A new paper from researchers Philippe Laban, Tobias Schnabel, and Jennifer Neville lands a punch that anyone building document automation pipelines needs to read: even the best models available today quietly destroy roughly a quarter of your document content by the time a long workflow finishes. Not sometimes. On average.
The paper, submitted April 17, 2026, introduces the DELEGATE-52 benchmark and tests 19 LLMs across 52 professional domains. The results are a problem for anyone who has started treating LLMs as reliable autonomous editors.
What "Delegation" Actually Means
Delegation, in this context, means handing a model a document and a sequence of tasks, then walking away. Think vibe coding where you ask an LLM to iteratively refactor a codebase. Or a data pipeline where a model cleans and reformats files across multiple steps. Or a writing assistant that edits a report through several rounds of feedback.

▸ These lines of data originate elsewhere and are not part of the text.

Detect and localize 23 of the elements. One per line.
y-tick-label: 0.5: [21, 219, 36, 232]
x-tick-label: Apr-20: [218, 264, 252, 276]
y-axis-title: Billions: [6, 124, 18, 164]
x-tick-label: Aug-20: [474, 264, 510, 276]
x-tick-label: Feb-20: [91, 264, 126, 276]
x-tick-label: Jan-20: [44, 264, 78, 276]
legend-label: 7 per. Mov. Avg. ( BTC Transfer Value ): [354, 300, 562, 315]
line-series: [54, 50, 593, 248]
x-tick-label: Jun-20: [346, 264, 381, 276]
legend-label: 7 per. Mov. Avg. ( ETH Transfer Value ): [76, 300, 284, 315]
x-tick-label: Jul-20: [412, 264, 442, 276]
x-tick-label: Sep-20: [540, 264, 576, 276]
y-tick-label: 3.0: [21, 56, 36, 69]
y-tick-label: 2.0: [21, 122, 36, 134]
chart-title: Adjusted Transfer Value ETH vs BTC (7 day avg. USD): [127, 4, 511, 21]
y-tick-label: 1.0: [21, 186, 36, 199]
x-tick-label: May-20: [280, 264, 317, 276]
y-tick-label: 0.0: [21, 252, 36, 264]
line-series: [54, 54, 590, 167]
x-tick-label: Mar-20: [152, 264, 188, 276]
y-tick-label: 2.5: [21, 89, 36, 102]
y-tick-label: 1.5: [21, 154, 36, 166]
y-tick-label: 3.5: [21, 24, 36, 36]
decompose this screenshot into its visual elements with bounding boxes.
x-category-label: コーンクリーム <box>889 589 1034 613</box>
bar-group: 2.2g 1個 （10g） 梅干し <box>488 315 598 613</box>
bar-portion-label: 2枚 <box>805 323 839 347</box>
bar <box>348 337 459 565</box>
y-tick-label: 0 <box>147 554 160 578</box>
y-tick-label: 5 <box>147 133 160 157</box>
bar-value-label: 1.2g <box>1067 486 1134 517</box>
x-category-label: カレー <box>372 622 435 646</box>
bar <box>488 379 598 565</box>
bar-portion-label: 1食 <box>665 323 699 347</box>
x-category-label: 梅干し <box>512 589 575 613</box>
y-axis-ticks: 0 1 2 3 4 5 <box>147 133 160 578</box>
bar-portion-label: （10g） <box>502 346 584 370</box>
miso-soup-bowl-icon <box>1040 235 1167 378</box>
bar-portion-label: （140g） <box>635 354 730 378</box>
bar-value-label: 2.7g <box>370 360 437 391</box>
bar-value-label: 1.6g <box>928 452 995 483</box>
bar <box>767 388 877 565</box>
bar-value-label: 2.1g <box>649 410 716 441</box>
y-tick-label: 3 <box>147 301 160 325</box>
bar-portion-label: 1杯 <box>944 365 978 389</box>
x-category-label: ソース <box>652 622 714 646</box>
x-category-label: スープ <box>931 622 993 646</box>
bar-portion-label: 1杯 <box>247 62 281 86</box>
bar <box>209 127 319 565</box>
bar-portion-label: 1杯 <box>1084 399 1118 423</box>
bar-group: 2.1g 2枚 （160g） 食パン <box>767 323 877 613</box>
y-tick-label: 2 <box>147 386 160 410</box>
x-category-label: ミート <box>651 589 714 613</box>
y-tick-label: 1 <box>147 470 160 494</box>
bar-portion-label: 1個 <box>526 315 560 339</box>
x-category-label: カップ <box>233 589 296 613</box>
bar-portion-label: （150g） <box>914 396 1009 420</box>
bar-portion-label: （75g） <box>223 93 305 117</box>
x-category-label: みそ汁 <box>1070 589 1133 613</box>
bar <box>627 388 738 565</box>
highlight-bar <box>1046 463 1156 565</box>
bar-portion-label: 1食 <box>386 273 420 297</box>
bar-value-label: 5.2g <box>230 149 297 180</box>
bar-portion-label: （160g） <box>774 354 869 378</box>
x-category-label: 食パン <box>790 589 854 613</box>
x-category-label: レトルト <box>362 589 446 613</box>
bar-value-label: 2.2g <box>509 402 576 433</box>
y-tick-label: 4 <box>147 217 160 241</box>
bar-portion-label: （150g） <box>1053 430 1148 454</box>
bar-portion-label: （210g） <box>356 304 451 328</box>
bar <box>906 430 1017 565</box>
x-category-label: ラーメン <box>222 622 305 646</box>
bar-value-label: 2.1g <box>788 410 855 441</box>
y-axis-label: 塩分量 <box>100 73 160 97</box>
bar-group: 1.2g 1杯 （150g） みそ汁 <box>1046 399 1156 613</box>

The implicit contract in all of these is trust: you expect the model to do what you asked without silently breaking what you didn't ask it to touch. That contract, according to this research, is not being honored.
"Delegation requires trust — the expectation that the LLM will faithfully execute the task without introducing errors into documents."
The DELEGATE-52 Benchmark
DELEGATE-52 is purpose-built to stress-test this exact problem. It simulates long, multi-step document editing workflows across 52 professional domains, each with domain-specific document formats and constraints. The domains range from coding and crystallography to music notation, so this isn't just testing prose editing. It's testing whether models can handle structured, high-stakes documents where a single corrupted field matters.
The benchmark ran all 19 tested models through iterative editing tasks and tracked how document quality degraded across the interaction sequence. It also tested tool-augmented agents, the kind of setup often pitched as more reliable than vanilla prompting.
What the Results Show
The headline number: frontier models (Gemini 3.1 Pro, Claude 4.6 Opus, GPT 5.4) corrupt an average of 25% of document content by the end of long workflows. Non-frontier models do worse. There's a clear performance gap between tiers, but the gap doesn't matter much in practice because even the best-in-class models are failing at a rate that would be unacceptable in any real production system.
A few other findings worth paying attention to:
- Agentic tool use offers no improvement. If you were planning to solve this with a more elaborate agent setup, the data says don't count on it.
- Larger documents make things worse. Longer interaction sequences make things worse. The presence of distractor files in the workflow also exacerbates degradation.
- The errors are sparse but severe, and they accumulate silently. You won't necessarily see them happening.
"Current LLMs are unreliable delegates: they introduce sparse but severe errors that silently corrupt documents, compounding over long interaction."
Why Silent Corruption Is the Real Problem
The "silently" part is what makes this dangerous in practice. If a model returned an error or flagged uncertainty, you could build a review step. But corruption that looks like valid output is much harder to catch, especially across a long pipeline with many steps. By the time you notice something is wrong, you may be several transformations removed from where the damage started.
The paper notes that degradation gets worse as document size grows, as the number of interactions increases, and as the context gets cluttered with distractor files. These are all normal conditions in real workflows, not edge cases. A long coding session, a multi-chapter document, a folder of related files: all of these push you toward higher corruption rates.
What This Means for Developers
If you're using LLMs for short, single-step document tasks with human review before anything goes anywhere, you're probably fine. The risk profile here is specifically about long, iterative, delegated workflows where the model is operating autonomously across many steps.
A few practical takeaways:
- Don't trust LLMs as autonomous editors on high-stakes documents without checkpoints. Build in human review or automated validation at each major step, not just at the end.
- Distractor files in context are a real risk factor. Keep the model's working context as clean and focused as possible.
- Tool-augmented agents are not a workaround for this problem, at least not based on current evidence. Adding tools doesn't improve delegation reliability.
- Shorter, more targeted interactions are safer than long, multi-step sessions. If you can break a workflow into smaller discrete tasks with validation between them, do it.
The 52-domain scope of DELEGATE-52 also matters: this isn't a narrow finding about one document type. Crystallography files and music notation are very different from Python code, but all showed the same fundamental degradation pattern. That suggests the problem is in how models handle iterative editing generally, not in something specific to one format.
Bottom Line
Frontier LLMs are not ready for unsupervised, long-horizon document editing in production. A 25% corruption rate across the best available models is not a rounding error; it's a fundamental reliability gap. If your architecture depends on delegating multi-step document work to a model and trusting the output, this research is a strong signal to add validation layers before that ship sails. Watch DELEGATE-52 as a benchmark worth tracking as new models release.